AUNTY No 1.


CAST: Govinda, Raveena Tandon
DIRECTION: Kirti Kumar
RATING: *



My dear Uncle Kirti Kumar,

Hope this letter finds you in the pink-and-polka of health and wealth.
Actually, I worry that you've been devouring all the wrong curries and thinkingup movie ideas while lolling on uncomfortable furry dhurries. I mean,really, Aunty No 1 gave me such a hellish headache that I had to lie downin bed for an entire day, which is no way to begin the holiday month of May.

Out of sheer loyalty to you (remember you gave the world the slick-chic
Hatya some ten years ago?), I queued up at the theatre for a ticket to Aunty No 1, expecting maha-mazaa-masti.

Believe you me, Uncle, I should have saved myself the trouble. Because it turned out to be a terribly tortuous adaptation of the Marathi comedy drama,Moruchi Mavshi -- or, should I say, the 1899 play, Charley's Aunt,which has also been performed successfully on the Urdu stage as Khalid ki Khaala?

Whatever the antecedents of your manic-panic movie, it's just not done, Uncle!

How could you? Like I nearly fainted on being subjected to jejune jokes about Kader Khan's weak gall-bladder. Sadder still was the melancholic sight of a midget kicking his l'il legs out of khaki knickers. And ladies sitting beside me plugged their ears with cotton bales when you drummed out those intolerable innuendoes about men pointing their 'pistols' and 'lathis' at women. Ugh, ugh,ugh.

Also, please, what's the point in inflicting upon us two bottom-shaking boys (Harish and Rohit Kumar)? When they dared to prance-and-dance, it did seem as if they had imported ants in their pants all the way from France. And who were those two starlets behaving like jumping jelly beans on the Kamalistan studio lawn? Yawn.

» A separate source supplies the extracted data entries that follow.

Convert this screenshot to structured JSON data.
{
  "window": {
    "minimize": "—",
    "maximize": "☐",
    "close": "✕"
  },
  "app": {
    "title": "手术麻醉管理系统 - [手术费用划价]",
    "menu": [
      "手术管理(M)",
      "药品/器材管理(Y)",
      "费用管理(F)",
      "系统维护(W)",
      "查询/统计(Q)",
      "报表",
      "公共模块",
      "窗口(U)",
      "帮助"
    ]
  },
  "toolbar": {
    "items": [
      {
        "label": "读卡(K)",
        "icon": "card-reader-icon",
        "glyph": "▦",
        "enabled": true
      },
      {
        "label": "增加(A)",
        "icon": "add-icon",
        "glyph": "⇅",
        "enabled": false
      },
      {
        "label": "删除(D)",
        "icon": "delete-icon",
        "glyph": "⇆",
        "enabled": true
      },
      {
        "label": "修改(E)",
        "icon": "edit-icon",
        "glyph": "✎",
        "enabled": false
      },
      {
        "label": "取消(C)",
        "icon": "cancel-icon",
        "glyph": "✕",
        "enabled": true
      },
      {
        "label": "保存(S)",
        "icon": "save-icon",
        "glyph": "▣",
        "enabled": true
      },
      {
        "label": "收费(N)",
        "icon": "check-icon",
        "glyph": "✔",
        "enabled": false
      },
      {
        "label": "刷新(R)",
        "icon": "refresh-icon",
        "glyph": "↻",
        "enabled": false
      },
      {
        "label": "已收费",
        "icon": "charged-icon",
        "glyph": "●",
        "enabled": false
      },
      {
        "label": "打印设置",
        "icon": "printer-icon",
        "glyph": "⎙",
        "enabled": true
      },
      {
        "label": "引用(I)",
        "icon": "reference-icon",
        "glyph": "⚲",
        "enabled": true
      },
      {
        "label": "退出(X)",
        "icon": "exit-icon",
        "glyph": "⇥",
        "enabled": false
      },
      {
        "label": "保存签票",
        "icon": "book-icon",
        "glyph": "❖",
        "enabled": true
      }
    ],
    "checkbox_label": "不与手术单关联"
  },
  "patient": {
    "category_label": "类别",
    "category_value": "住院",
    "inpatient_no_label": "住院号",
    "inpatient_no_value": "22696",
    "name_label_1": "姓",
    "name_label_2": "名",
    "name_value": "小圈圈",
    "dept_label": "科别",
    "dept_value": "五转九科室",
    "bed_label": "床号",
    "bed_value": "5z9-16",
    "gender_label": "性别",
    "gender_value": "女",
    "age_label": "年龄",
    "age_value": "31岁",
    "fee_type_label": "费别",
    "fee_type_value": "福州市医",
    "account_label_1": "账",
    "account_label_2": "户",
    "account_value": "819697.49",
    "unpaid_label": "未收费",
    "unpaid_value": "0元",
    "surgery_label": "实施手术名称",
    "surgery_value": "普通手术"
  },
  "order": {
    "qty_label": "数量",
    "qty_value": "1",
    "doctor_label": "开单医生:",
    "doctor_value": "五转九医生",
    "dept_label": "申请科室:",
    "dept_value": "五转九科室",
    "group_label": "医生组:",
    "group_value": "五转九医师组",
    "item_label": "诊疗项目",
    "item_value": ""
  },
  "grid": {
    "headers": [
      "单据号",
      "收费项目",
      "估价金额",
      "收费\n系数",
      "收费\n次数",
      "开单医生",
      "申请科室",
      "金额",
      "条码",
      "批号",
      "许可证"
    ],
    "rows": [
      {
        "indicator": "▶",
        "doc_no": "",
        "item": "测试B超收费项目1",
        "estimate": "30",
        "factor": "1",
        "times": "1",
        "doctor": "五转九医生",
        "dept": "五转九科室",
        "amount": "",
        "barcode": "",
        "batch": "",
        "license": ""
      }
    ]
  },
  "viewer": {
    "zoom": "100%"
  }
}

Of course, Uncle Kirtoo, you will say that all this knownsense and silly-billy auntics are an excuse for our dulara bhai Govinda to go yo-ho-ho.

Admittedly, he's hilarious during his take-off on Gabbar, cute while riding
pillion with a talkative Sardarji and even incredibly intense while
delivering a speech-a-thon about the heartless ways of Mumbai showbiz.

Fine.

Ever so gamely, Govinda tries to carry off the drag act, too. Lips aquiver in strawberry lipstick, body swathed in shiny dupattas and his chest carrying the burden of tennis balls, one of the best actors in today's cinema continues to be trapped tragically in the worst attempts in auntertainment. Not done, Uncle, not done. Govinda, the all-rounder, definitely deserves much more than this pathetic pain in the brain.

I don't know how you did it. But the outcome is so disjointed, devoid of
continuity and a disaster technically, that I had no option but to drown my
sorrows in tea, coffee and colas at the theatre canteen, especially during the Anandless-Milind songs with lyrics like Bulbula oh oh chulchula and Sonpapdi popdi bopdi. Eeeek do teen, really.
I'm upset, too, over the fact that you consigned Raveena Tandon to a role that's briefer than a bikini.

What more can I say, Uncle Kirtoo? If you care for me and the audience, do desist from making me suffer. After such full-length men-in-drag movies as Raffoochakkar and the recent Chachi 420, there was truly no need to give us a creaky, phikki Antique No 1.

Oh yes, lest I forget Uncle, do get well soon.